True, but a less sophisticated killer, say, a person on the street who simply had a grudge against the former spy, would probably not be able to get his hands on Polonium 210. I would wager he would have just tried to shoot the man instead.
there are a lot better ways of doing it than angering Europe
I quite literally spit up my coffee when I read this. What could Russia possibly have to lose by angering Europe? :)
Hmm, this sounds familiar.
Wasn't Polonium one of Prince's ex-girlfriends?

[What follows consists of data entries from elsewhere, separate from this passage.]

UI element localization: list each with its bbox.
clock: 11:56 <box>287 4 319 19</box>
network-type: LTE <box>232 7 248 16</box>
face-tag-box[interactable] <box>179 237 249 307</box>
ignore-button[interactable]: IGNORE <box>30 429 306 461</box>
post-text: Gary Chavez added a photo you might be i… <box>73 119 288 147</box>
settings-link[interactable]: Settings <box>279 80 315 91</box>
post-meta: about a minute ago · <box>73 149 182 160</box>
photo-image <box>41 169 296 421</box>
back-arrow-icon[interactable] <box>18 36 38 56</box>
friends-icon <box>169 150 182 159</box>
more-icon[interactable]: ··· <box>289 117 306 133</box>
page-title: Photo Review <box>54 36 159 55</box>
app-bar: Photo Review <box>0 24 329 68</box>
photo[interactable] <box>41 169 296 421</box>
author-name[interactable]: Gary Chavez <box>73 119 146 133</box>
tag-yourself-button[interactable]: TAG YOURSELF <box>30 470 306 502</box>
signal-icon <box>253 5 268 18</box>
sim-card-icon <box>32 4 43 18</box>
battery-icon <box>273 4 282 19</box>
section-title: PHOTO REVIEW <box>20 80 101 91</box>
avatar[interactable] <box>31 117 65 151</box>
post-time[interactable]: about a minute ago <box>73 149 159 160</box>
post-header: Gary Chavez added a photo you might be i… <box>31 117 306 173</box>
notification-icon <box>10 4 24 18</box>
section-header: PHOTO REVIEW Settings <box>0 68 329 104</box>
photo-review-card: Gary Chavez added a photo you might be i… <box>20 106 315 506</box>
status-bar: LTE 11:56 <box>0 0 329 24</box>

<< Kind of like anyone who gets close to the Clintons. They die or they end up in jail. >>
Took the words from me mouth.
Unless you used to be and/or are Elian Gonzales, David Koresh or a member of his family or numbered among his friends, students and/or parishioners -- in which case any difference is likely too subtle and probably escapes you -- The tattered remnants of our Declaration of Independence, Constitution and Bill of Rights are all that (barely) set the Clinton Crime Family (slightly) apart from the likes of the principals and of the gangs that attached to the likes of Stalin, Hitler, Mao, Putin and Peking's present pack of predators.
Here it is: http://alamo-girl.com/0463.htm
We can call it Putincide.
Seems like Putin has gotten the Arkanicide afflication that BJ Clinton has had.
>I quite literally spit up my coffee when I read this. >What could Russia possibly have to lose by angering Europe? :)
Putin doesn't care much, he cut gas to Ukraine, invited HAMAS to Kremlin, M1-Tor to Iran etc, etc..
I coined the term "putincide" last week sometime.
You mean "the man formerly known as Prince," don't you?
Oh yeah, that she-male symbol.
Classic - love it!
I really don't why people are suprised Putin was KGB right?